Wednesday, December 23, 2009

David Warren: saving the planet, one cathedral at a time.

Amen to that. This, in my opinion, is the best part, but do read the whole thing.


The creation of new "carbon credit" schemes to reduce "greenhouse gas emissions" was not going to alleviate any of these problems. It was only going to line the pockets of some of the world's most corrupt bureaucrats and businessmen. Their pockets were already well-lined, and if they can't profit from Copenhagen deals, they will find other ways to be paid for useless services, and continue living like Al Gore. We needn't pray for them too earnestly.

But we do need to think about ways to reduce our actual "environmental footprints," strange as this must sound coming from me. We do have major pollution problems, coming out of China and through all the "third world" as massive populations are raised out of abject poverty, wherever old-fashioned capitalism is permitted.

For the most part, even the most primitive of "third world" dictators saw through the Copenhaggling immediately, and joined in only as a way to board the latest gravy train of western guilt money.

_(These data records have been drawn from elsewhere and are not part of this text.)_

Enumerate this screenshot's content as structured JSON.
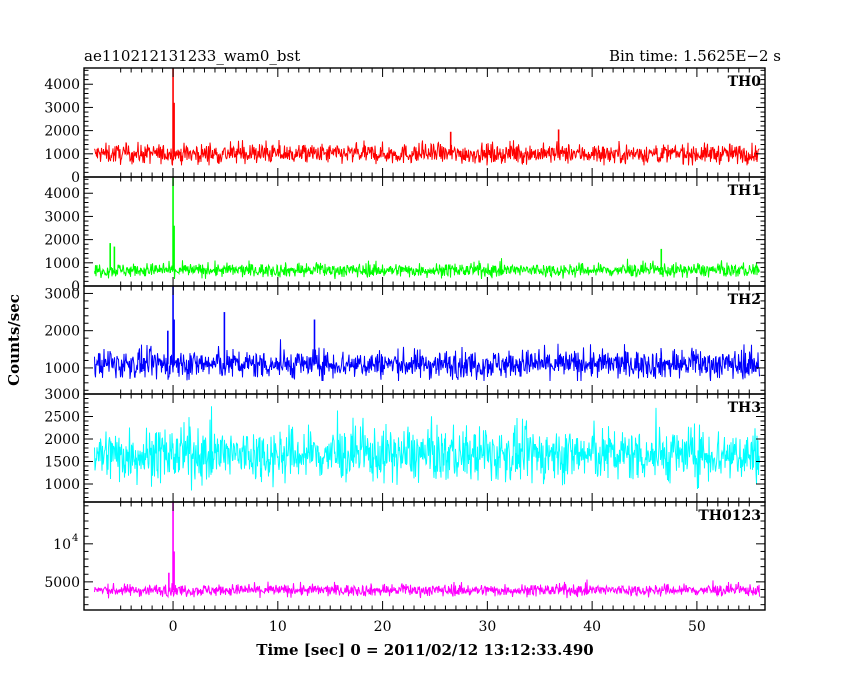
{
  "header": {
    "left": "ae110212131233_wam0_bst",
    "right": "Bin time: 1.5625E−2 s"
  },
  "chart_data": {
    "type": "line",
    "xlabel": "Time [sec] 0 = 2011/02/12 13:12:33.490",
    "ylabel": "Counts/sec",
    "x_ticks": [
      0,
      10,
      20,
      30,
      40,
      50
    ],
    "x_tick_labels": [
      "0",
      "10",
      "20",
      "30",
      "40",
      "50"
    ],
    "xlim": [
      -8.5,
      56.5
    ],
    "data_range": [
      -7.5,
      56
    ],
    "bin_time": 0.015625,
    "grid": false,
    "panels": [
      {
        "name": "TH0",
        "color": "#ff0000",
        "ylim": [
          0,
          4700
        ],
        "y_ticks": [
          0,
          1000,
          2000,
          3000,
          4000
        ],
        "y_tick_labels": [
          "0",
          "1000",
          "2000",
          "3000",
          "4000"
        ],
        "noise": {
          "base": 1000,
          "spread": 300,
          "min": 500,
          "max": 1700
        },
        "spikes": [
          {
            "x": 0.0,
            "y": 4700
          },
          {
            "x": 0.1,
            "y": 3200
          },
          {
            "x": 36.8,
            "y": 2050
          },
          {
            "x": 26.5,
            "y": 1950
          }
        ]
      },
      {
        "name": "TH1",
        "color": "#00ff00",
        "ylim": [
          0,
          4700
        ],
        "y_ticks": [
          0,
          1000,
          2000,
          3000,
          4000
        ],
        "y_tick_labels": [
          "0",
          "1000",
          "2000",
          "3000",
          "4000"
        ],
        "noise": {
          "base": 680,
          "spread": 210,
          "min": 300,
          "max": 1200
        },
        "spikes": [
          {
            "x": 0.0,
            "y": 4700
          },
          {
            "x": 0.1,
            "y": 2600
          },
          {
            "x": -6.0,
            "y": 1850
          },
          {
            "x": -5.6,
            "y": 1700
          },
          {
            "x": 46.6,
            "y": 1600
          }
        ]
      },
      {
        "name": "TH2",
        "color": "#0000ff",
        "ylim": [
          300,
          3200
        ],
        "y_ticks": [
          1000,
          2000,
          3000
        ],
        "y_tick_labels": [
          "1000",
          "2000",
          "3000"
        ],
        "noise": {
          "base": 1100,
          "spread": 270,
          "min": 650,
          "max": 1950
        },
        "spikes": [
          {
            "x": 0.0,
            "y": 3200
          },
          {
            "x": 0.1,
            "y": 2300
          },
          {
            "x": 4.9,
            "y": 2500
          },
          {
            "x": 13.5,
            "y": 2300
          },
          {
            "x": -0.5,
            "y": 2000
          }
        ]
      },
      {
        "name": "TH3",
        "color": "#00ffff",
        "ylim": [
          600,
          3000
        ],
        "y_ticks": [
          1000,
          1500,
          2000,
          2500,
          3000
        ],
        "y_tick_labels": [
          "1000",
          "1500",
          "2000",
          "2500",
          "3000"
        ],
        "noise": {
          "base": 1650,
          "spread": 420,
          "min": 700,
          "max": 3000
        },
        "spikes": []
      },
      {
        "name": "TH0123",
        "color": "#ff00ff",
        "ylim": [
          1300,
          15500
        ],
        "y_ticks": [
          5000,
          10000
        ],
        "y_tick_labels": [
          "5000",
          ""
        ],
        "y_tick_label_10000": "10",
        "y_tick_label_10000_exp": "4",
        "noise": {
          "base": 3900,
          "spread": 550,
          "min": 2800,
          "max": 6000
        },
        "spikes": [
          {
            "x": 0.0,
            "y": 15500
          },
          {
            "x": 0.1,
            "y": 9000
          },
          {
            "x": -0.4,
            "y": 6200
          }
        ]
      }
    ]
  }
}
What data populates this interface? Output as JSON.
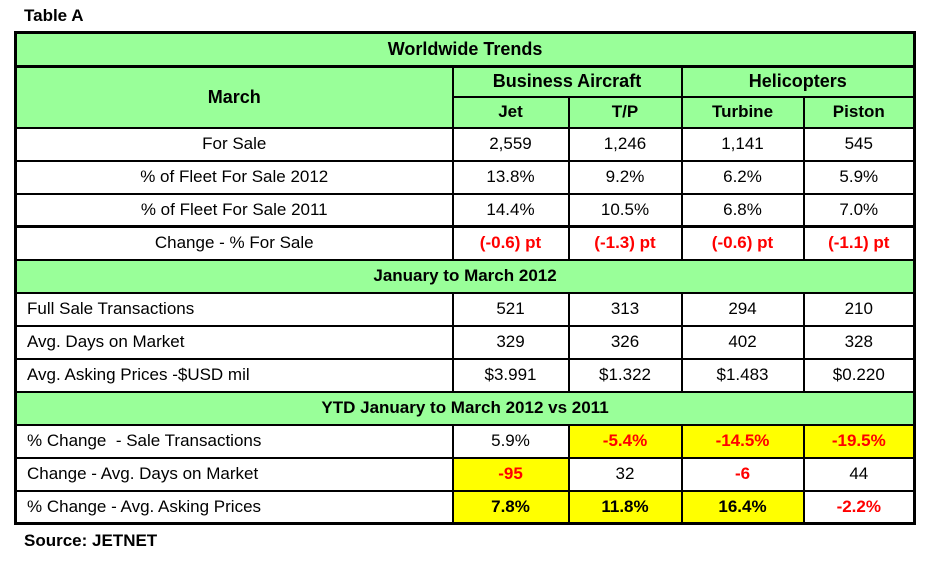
{
  "title": "Table A",
  "source": "Source: JETNET",
  "colors": {
    "section_green": "#99FF99",
    "highlight_yellow": "#FFFF00",
    "negative_red": "#FF0000",
    "border_black": "#000000"
  },
  "chart_data": {
    "type": "table",
    "title": "Worldwide Trends",
    "column_groups": [
      {
        "name": "Business Aircraft",
        "columns": [
          "Jet",
          "T/P"
        ]
      },
      {
        "name": "Helicopters",
        "columns": [
          "Turbine",
          "Piston"
        ]
      }
    ],
    "columns": [
      "Jet",
      "T/P",
      "Turbine",
      "Piston"
    ],
    "sections": [
      {
        "header": "March",
        "label_align": "center",
        "rows": [
          {
            "label": "For Sale",
            "values": [
              "2,559",
              "1,246",
              "1,141",
              "545"
            ],
            "styles": [
              "",
              "",
              "",
              ""
            ]
          },
          {
            "label": "% of Fleet For Sale 2012",
            "values": [
              "13.8%",
              "9.2%",
              "6.2%",
              "5.9%"
            ],
            "styles": [
              "",
              "",
              "",
              ""
            ]
          },
          {
            "label": "% of Fleet For Sale 2011",
            "values": [
              "14.4%",
              "10.5%",
              "6.8%",
              "7.0%"
            ],
            "styles": [
              "",
              "",
              "",
              ""
            ]
          },
          {
            "label": "Change - % For Sale",
            "values": [
              "(-0.6) pt",
              "(-1.3) pt",
              "(-0.6) pt",
              "(-1.1) pt"
            ],
            "styles": [
              "red",
              "red",
              "red",
              "red"
            ]
          }
        ]
      },
      {
        "header": "January to March 2012",
        "label_align": "left",
        "rows": [
          {
            "label": "Full Sale Transactions",
            "values": [
              "521",
              "313",
              "294",
              "210"
            ],
            "styles": [
              "",
              "",
              "",
              ""
            ]
          },
          {
            "label": "Avg. Days on Market",
            "values": [
              "329",
              "326",
              "402",
              "328"
            ],
            "styles": [
              "",
              "",
              "",
              ""
            ]
          },
          {
            "label": "Avg. Asking Prices -$USD mil",
            "values": [
              "$3.991",
              "$1.322",
              "$1.483",
              "$0.220"
            ],
            "styles": [
              "",
              "",
              "",
              ""
            ]
          }
        ]
      },
      {
        "header": "YTD January to March 2012 vs 2011",
        "label_align": "left",
        "rows": [
          {
            "label": "% Change  - Sale Transactions",
            "values": [
              "5.9%",
              "-5.4%",
              "-14.5%",
              "-19.5%"
            ],
            "styles": [
              "",
              "red yellow",
              "red yellow",
              "red yellow"
            ]
          },
          {
            "label": "Change - Avg. Days on Market",
            "values": [
              "-95",
              "32",
              "-6",
              "44"
            ],
            "styles": [
              "red yellow",
              "",
              "red",
              ""
            ]
          },
          {
            "label": "% Change - Avg. Asking Prices",
            "values": [
              "7.8%",
              "11.8%",
              "16.4%",
              "-2.2%"
            ],
            "styles": [
              "bold yellow",
              "bold yellow",
              "bold yellow",
              "red"
            ]
          }
        ]
      }
    ]
  }
}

This is by now a venerable suckering operation, that began the morning after each backward country became nominally independent. It has kept their politicians rich and their peoples poor.


We can't do anything about that, unless we are prepared to invade and occupy these countries. And given our reluctance to continue even in Afghanistan and Iraq against terrorists, I see no prospect of restoring the old imperialist order.

But we can, in more than principle, move ahead of our imitators again, by setting a better example of how to live, one man and one woman at a time. We could -- I know this sounds a little idealistic, but bear with me -- try to export the best of our old Christian civilization, instead of the worst of our post-Christian one. For my reader may recall that civilization had nothing to do with conspicuous consumption, and put more of its money in cathedrals than into personal and corporate display.



To say this would be "good for the environment" is an understatement: there is so much joyful life we could recover, by simply discarding what is not genuinely useful, and getting on with the root human task of salvation, through the advancement of the good, the beautiful, and the true.